In France, the title is Bande de Filles, which translates to something like “A Bunch of Girls.” But here in America, it’s just called Girlhood. Which essentially positions this movie—the latest by French filmmaker Cèline Sciamma—as a counterpoint to the already seminal Boyhood. And perhaps not just to Boyhood, but to the straight-white-maleness of so many cinematic coming-of-age narratives (of Harold and Maude, of Rushmore, of all their kin). And considering Sciamma’s main characters are four black girls, this is more than a response to any one film, but rather a much-needed corrective for the entire angsty-white-boy-grows-up narrative. And it’s a party for the type of people who’ve been backgrounded behind those white boys on our cinema screens in recent years.
Marieme (Karidja Tourè) is our entryway into the film’s chosen subculture: We follow her into the girl gang of the original title, shortly after she learns that her grades are going to force her into a vocational school. Together the gang forms a gaggle of bullies of the pre-cyber variety. They start fights in the subway and steal lunch money from the weaker kids. While brothers, fathers, and boyfriends work to police their femininity and sexuality at home, they indulge in acts of aggression as a form of recreation—they personify stereotypical machismo.
More than once, we see them viciously intimidating their peers, only to laugh it off moments later. Sciamma’s long takes reveals their bravado—the tough-girl act always falters before the camera turns away. The film’s most talked-about sequence sees the four perform a lip sync of Rihanna’s empowerment-ballad “Diamonds,” staring directly into the screen. They’re once again using performative behavior to give themselves a persona they can never find in their respective homes. The film corrects a narrative’s imbalance while the characters try to correct the patriarchal expectations laid on them.

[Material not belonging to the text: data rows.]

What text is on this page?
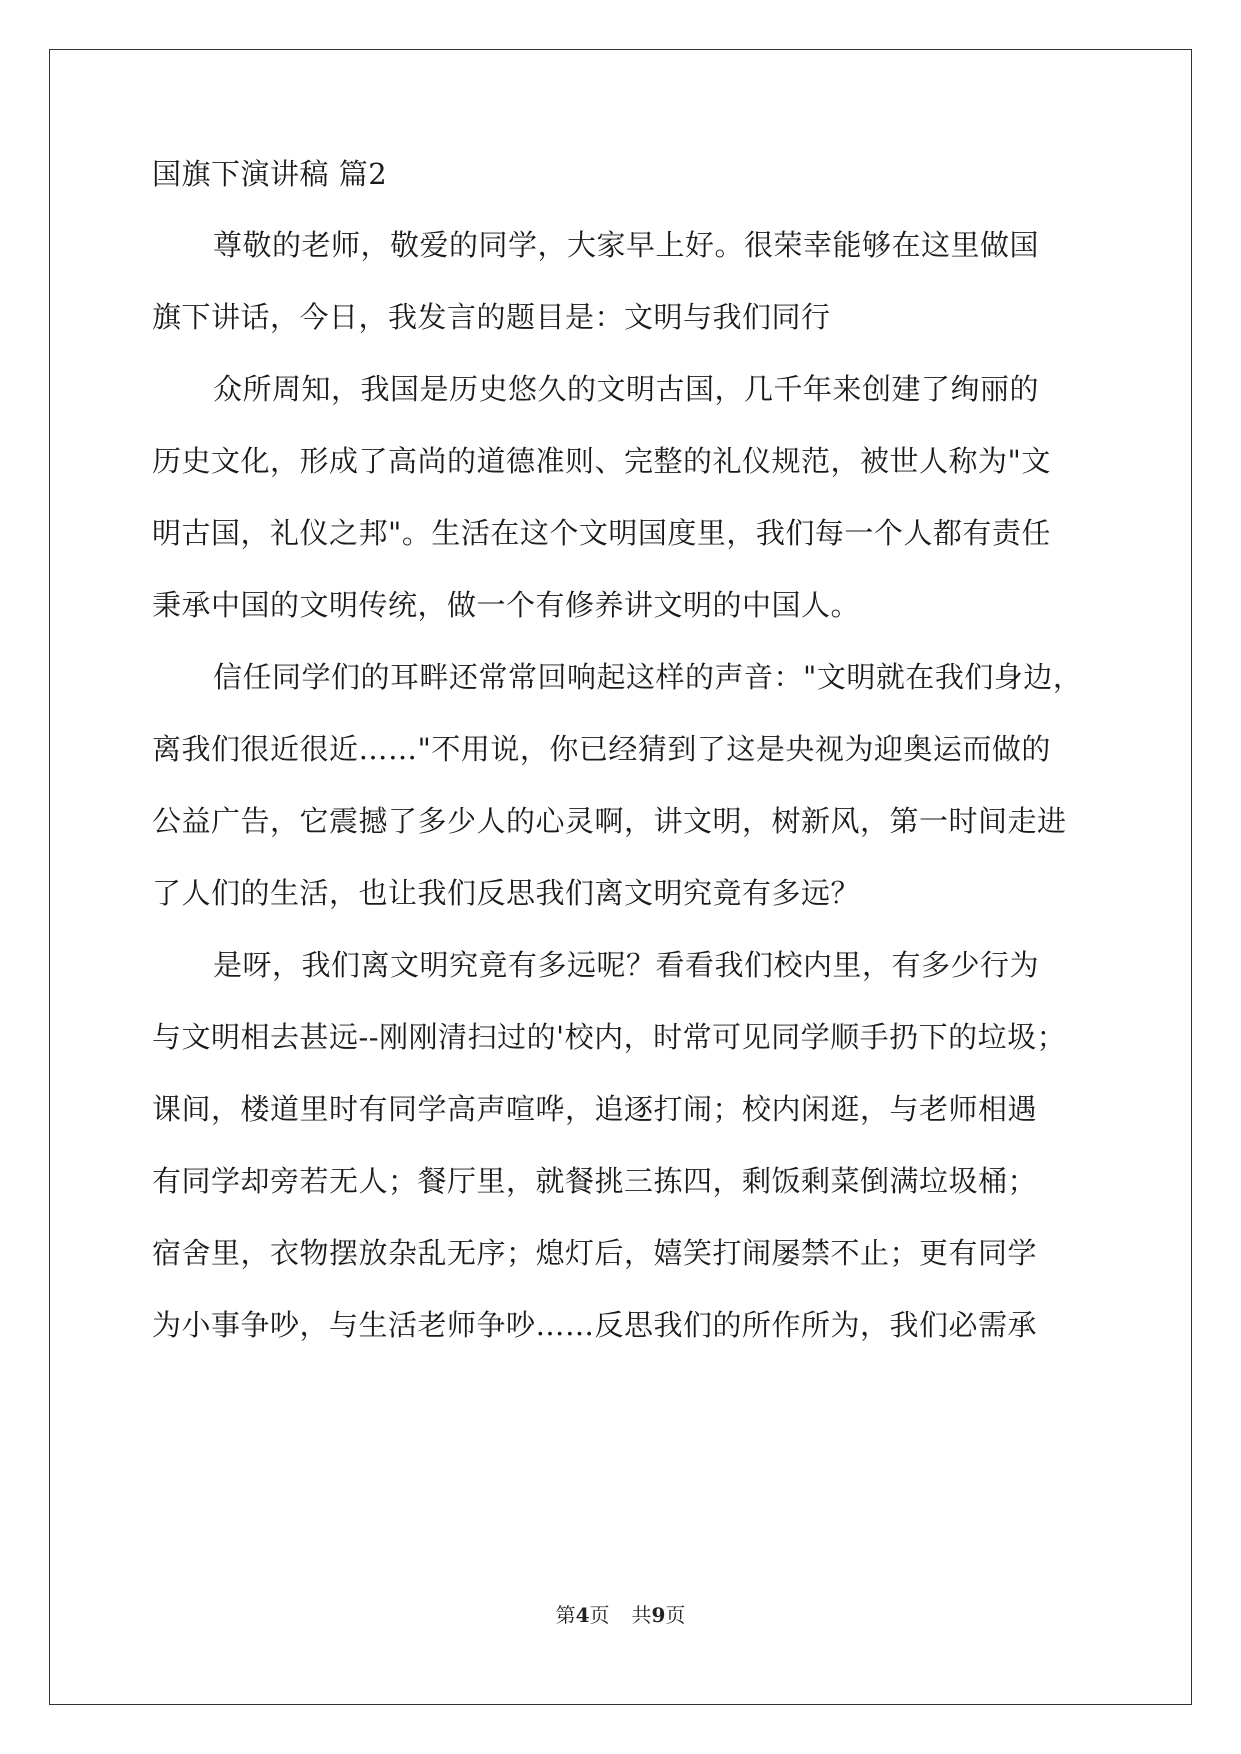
国旗下演讲稿 篇2
尊敬的老师，敬爱的同学，大家早上好。很荣幸能够在这里做国
旗下讲话，今日，我发言的题目是：文明与我们同行
众所周知，我国是历史悠久的文明古国，几千年来创建了绚丽的
历史文化，形成了高尚的道德准则、完整的礼仪规范，被世人称为"文
明古国，礼仪之邦"。生活在这个文明国度里，我们每一个人都有责任
秉承中国的文明传统，做一个有修养讲文明的中国人。
信任同学们的耳畔还常常回响起这样的声音："文明就在我们身边，
离我们很近很近……"不用说，你已经猜到了这是央视为迎奥运而做的
公益广告，它震撼了多少人的心灵啊，讲文明，树新风，第一时间走进
了人们的生活，也让我们反思我们离文明究竟有多远？
是呀，我们离文明究竟有多远呢？看看我们校内里，有多少行为
与文明相去甚远--刚刚清扫过的'校内，时常可见同学顺手扔下的垃圾；
课间，楼道里时有同学高声喧哗，追逐打闹；校内闲逛，与老师相遇
有同学却旁若无人；餐厅里，就餐挑三拣四，剩饭剩菜倒满垃圾桶；
宿舍里，衣物摆放杂乱无序；熄灯后，嬉笑打闹屡禁不止；更有同学
为小事争吵，与生活老师争吵……反思我们的所作所为，我们必需承
第4页 共9页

Sciamma’s interests have already been established: She’s made three films, and they all consider the fluidity of sexuality or gender in one way or another. (The last one was called Tomboy.) Marieme eventually starts slinging drugs for a local crime boss, and tapers down her own femininity even further so as to survive in that milieu. But the sparse texture of the crime story pales in contrast to the vibrant way in which the high-school scenes are shot—it’s an unnecessarily allegorical addition to a film that had already found strength in realist details. The film is at its strongest in the schoolyard.
While we’re on the subject of the bildungsroman, it should be mentioned that there’s already a storied tradition of films about young white men misbehaving in the French cinema. Movies like Zero for Conduct, by Jean Vigo, and The 400 Blows, by François Truffaut, are more than just celebrated cultural objects—they’re often cited as essential texts in the creation of the art form. Sciamma may not have the aesthetic invention of those men, but she doesn’t need it. She’s daring to make films about the kind of people—individuals who belong to marginalized races, genders, and sexual orientations—that Vigo and Truffaut never bothered to turn their cameras toward.